Thursday, November 4, 2010

Trash talk: public or private?

Nothing is sacred, and little is secret - The Boston Globe:
All-World yapper Kevin Garnett got into it with Detroit’s Charlie Villanueva with 2:39 left in the Celtics’ victory over the Pistons at Auburn Hills, Mich., Tuesday night. Villanueva suffers from alopecia universalis, a skin disorder that causes hair loss, and after the game, he tweeted that Garnett had called him “a cancer patient.’’ As part of a taunt.

Do not underestimate the power of the tweet. The story took on a life of its own. ESPN was quick out of the gate, then the story hit local sports radio. Just after 4 p.m., Garnett issued this statement: “I am aware there was a major miscommunication regarding something I said on the court last night. My comment to Charlie Villanueva was in fact, ‘You are cancerous to your team and our league.’
Shaughnessy adds a little later:
Whichever version you believe, it’s tasteless. It’s offensive. It’s way beyond the typical schoolyard, “You’re fat, you’re ugly, your mother wears army boots.’’ There’s nothing funny about poking fun at cancer. It is a universal scourge. It is off-limits in every arena of mankind.
He then goes on to blame Villanueva for "breaking the code" and publicly sharing, what he claims, Garnett said.

1. I really don't think cancer is "off-limits in every arena of mankind." I don't even know what that means; it seems to imply we should never talk about it or cancer patients, ever.
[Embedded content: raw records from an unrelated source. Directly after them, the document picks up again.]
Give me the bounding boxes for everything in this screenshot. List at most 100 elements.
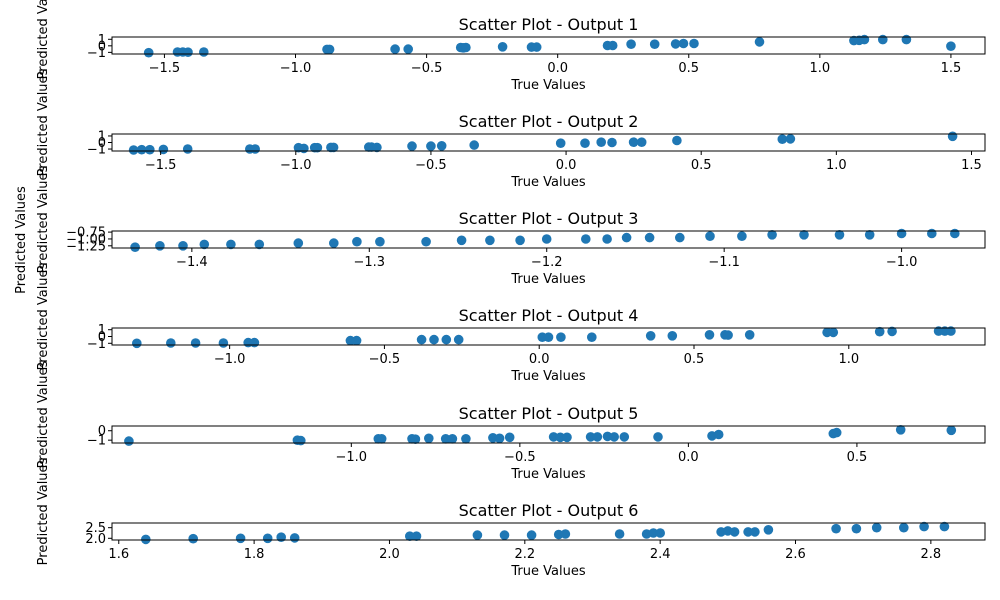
scatter-point (329, 238, 339, 248)
scatter-point (541, 234, 552, 244)
scatter-point (485, 235, 495, 246)
scatter-point (619, 432, 630, 442)
scatter-point (447, 434, 458, 444)
axes-frame (111, 425, 986, 444)
scatter-point (621, 232, 632, 243)
scatter-point (946, 425, 957, 436)
scatter-point (743, 527, 753, 537)
scatter-point (744, 330, 755, 340)
axes-frame (111, 133, 986, 152)
scatter-point (461, 42, 471, 53)
x-tick-label: −1.5 (149, 61, 181, 76)
scatter-point (628, 137, 639, 147)
scatter-point (424, 433, 434, 444)
scatter-point (390, 44, 400, 54)
scatter-point (296, 435, 306, 446)
scatter-point (411, 531, 422, 541)
scatter-point (895, 425, 906, 435)
scatter-point (704, 330, 715, 340)
scatter-point (785, 134, 796, 144)
subplot-title: Scatter Plot - Output 1 (459, 15, 639, 34)
x-tick-label: −1.5 (145, 158, 177, 173)
x-tick-label: −1.0 (336, 450, 368, 465)
shared-ylabel: Predicted Values (14, 186, 29, 294)
scatter-point (750, 527, 760, 537)
scatter-point (723, 330, 733, 340)
y-tick-label: 0 (98, 424, 106, 439)
scatter-point (919, 521, 929, 532)
scatter-point (636, 137, 647, 147)
scatter-point (678, 38, 689, 49)
y-tick-label: 1 (98, 323, 106, 338)
scatter-point (426, 141, 436, 151)
scatter-point (592, 432, 603, 442)
y-tick-label: −1 (87, 337, 106, 352)
x-tick-label: 0.5 (847, 450, 868, 465)
x-tick-label: −1.0 (214, 352, 246, 367)
scatter-point (199, 239, 210, 250)
scatter-point (130, 242, 140, 252)
scatter-point (901, 34, 912, 45)
subplot-1: Scatter Plot - Output 1 −1.5 −1.0 −0.5 0.0 0.… (36, 0, 986, 93)
y-tick-label: −1.00 (66, 232, 106, 247)
y-axis-label: Predicted Values (36, 165, 51, 273)
scatter-point (494, 433, 505, 444)
scatter-point (226, 239, 236, 250)
scatter-point (515, 235, 525, 246)
x-tick-label: 2.8 (921, 547, 942, 562)
scatter-point (602, 234, 612, 244)
x-tick-label: 0.5 (684, 352, 705, 367)
y-tick-label: 0 (98, 136, 106, 151)
scatter-point (407, 141, 417, 151)
x-tick-label: 0.5 (691, 158, 712, 173)
scatter-point (874, 326, 885, 337)
scatter-point (351, 335, 362, 346)
scatter-point (497, 42, 508, 52)
x-axis-label: True Values (510, 564, 585, 579)
scatter-point (607, 137, 617, 148)
x-tick-label: −0.5 (504, 450, 536, 465)
y-tick-label: 2.0 (85, 532, 106, 547)
scatter-point (190, 338, 201, 348)
axes-frame (111, 522, 986, 541)
scatter-point (145, 144, 155, 155)
subplot-3: Scatter Plot - Output 3 −1.4 −1.3 −1.2 −1.1 −… (36, 165, 986, 287)
scatter-point (644, 232, 655, 243)
scatter-point (166, 338, 176, 348)
scatter-point (235, 533, 246, 544)
scatter-point (560, 529, 571, 539)
scatter-point (851, 523, 862, 534)
y-axis-label: Predicted Values (36, 457, 51, 565)
scatter-point (183, 47, 193, 57)
scatter-point (585, 432, 596, 442)
scatter-point (249, 337, 260, 348)
scatter-point (864, 230, 875, 240)
scatter-point (581, 234, 591, 244)
scatter-point (672, 135, 682, 146)
scatter-point (896, 228, 907, 239)
scatter-point (421, 236, 431, 247)
scatter-point (834, 230, 845, 240)
scatter-point (555, 138, 566, 148)
x-tick-label: −1.1 (708, 255, 740, 270)
scatter-point (312, 142, 323, 153)
scatter-point (555, 432, 566, 443)
scatter-point (609, 432, 619, 442)
scatter-point (543, 332, 554, 343)
x-tick-label: 2.0 (379, 547, 400, 562)
x-tick-label: 1.8 (244, 547, 265, 562)
x-axis-label: True Values (510, 369, 585, 384)
y-axis-label: Predicted Values (36, 0, 51, 79)
scatter-point (262, 533, 273, 544)
x-tick-label: 1.5 (941, 61, 962, 76)
scatter-point (653, 432, 663, 442)
scatter-point (293, 238, 304, 248)
scatter-point (689, 38, 699, 49)
scatter-point (299, 143, 309, 154)
scatter-point (939, 521, 950, 532)
scatter-point (182, 144, 193, 154)
scatter-point (416, 334, 427, 345)
y-tick-label: 1 (98, 129, 106, 144)
scatter-point (461, 434, 471, 444)
scatter-point (927, 228, 937, 239)
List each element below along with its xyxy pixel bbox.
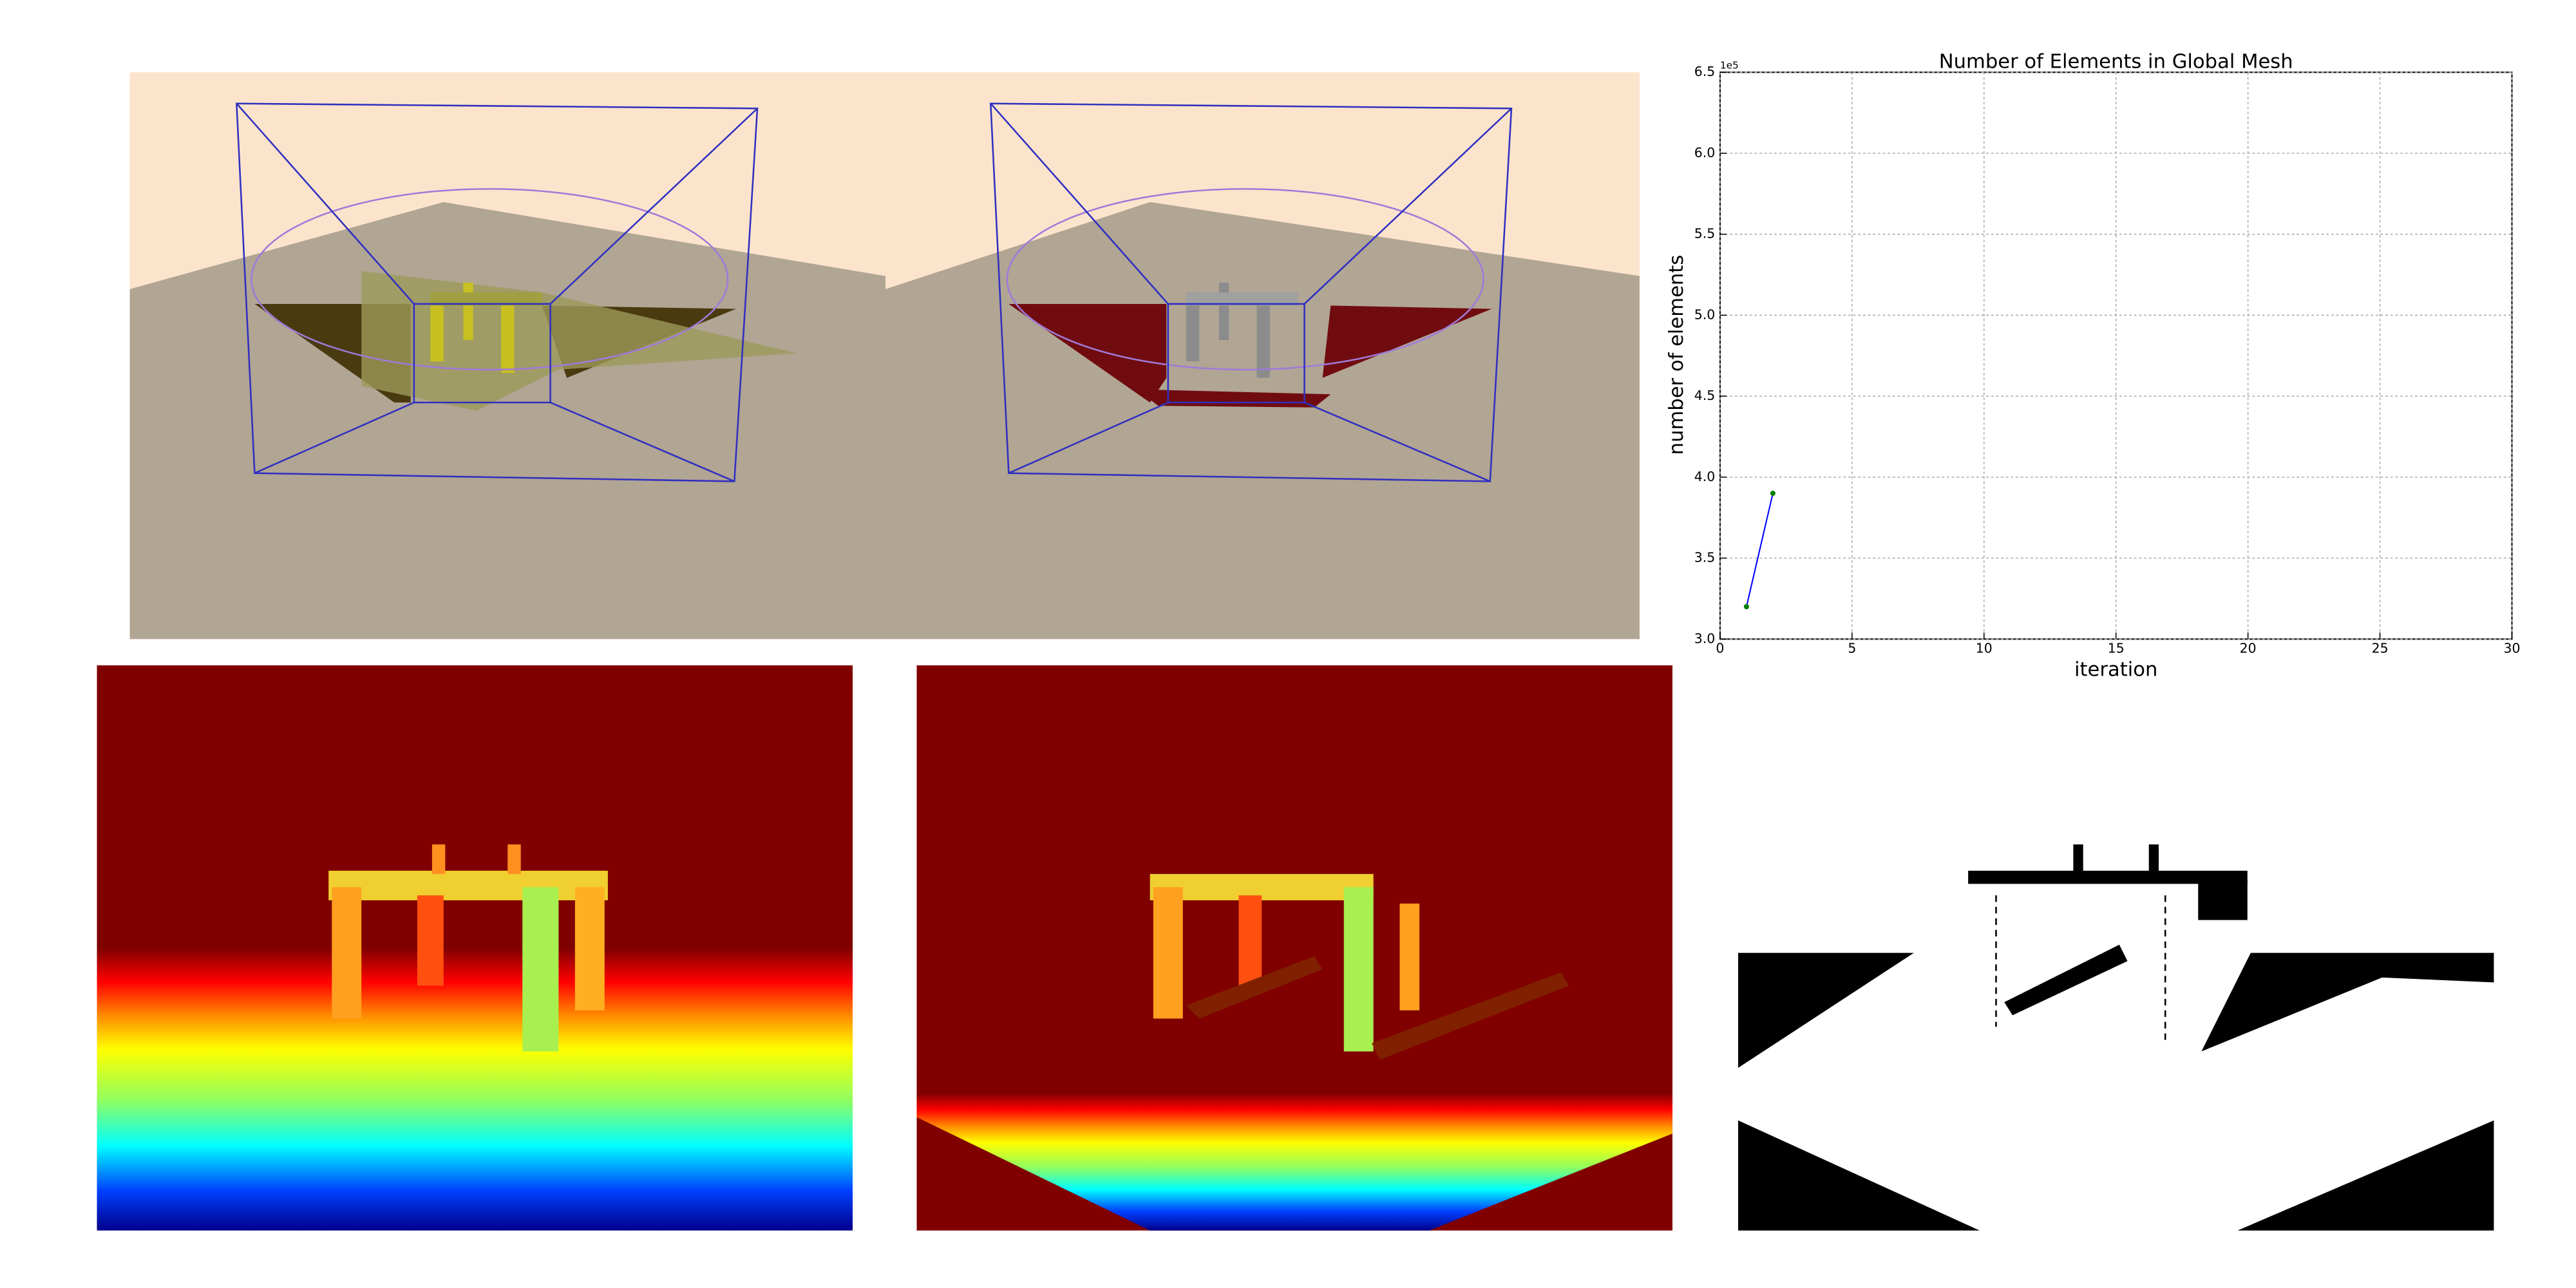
render-view-shape — [989, 102, 1513, 482]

I'm not even sure we shouldn't be able to poke fun cancer patients -- under certain conditions where a soup├žon of outrageous speech is called for. If there was a roast for Christopher Hitchens, for example, I would expect a healthy dose of cancer-related humor. Healthy dose, heh. Anyways, if humor can't be transgressive, then there's a good chance we're taking ourselves far too seriously for our own good.

2. If KG did call Villanueva a "cancer patient," he did it in public. Maybe he only meant for CV to here it, but Rivers claims he did, and I bet some courtside fans did, too. There's no reasonable expectation of privacy there. In a locker room beef, Dan-O may have a point, but trash talk on the floor sometimes gets picked up and heard by more than just the intended recipient. If you don't want to be called out for it, then don't say it, or don't say it until you're in a private space.

Former Husky, Charlie Villanueva,
most emphatically NOT a cancer patient.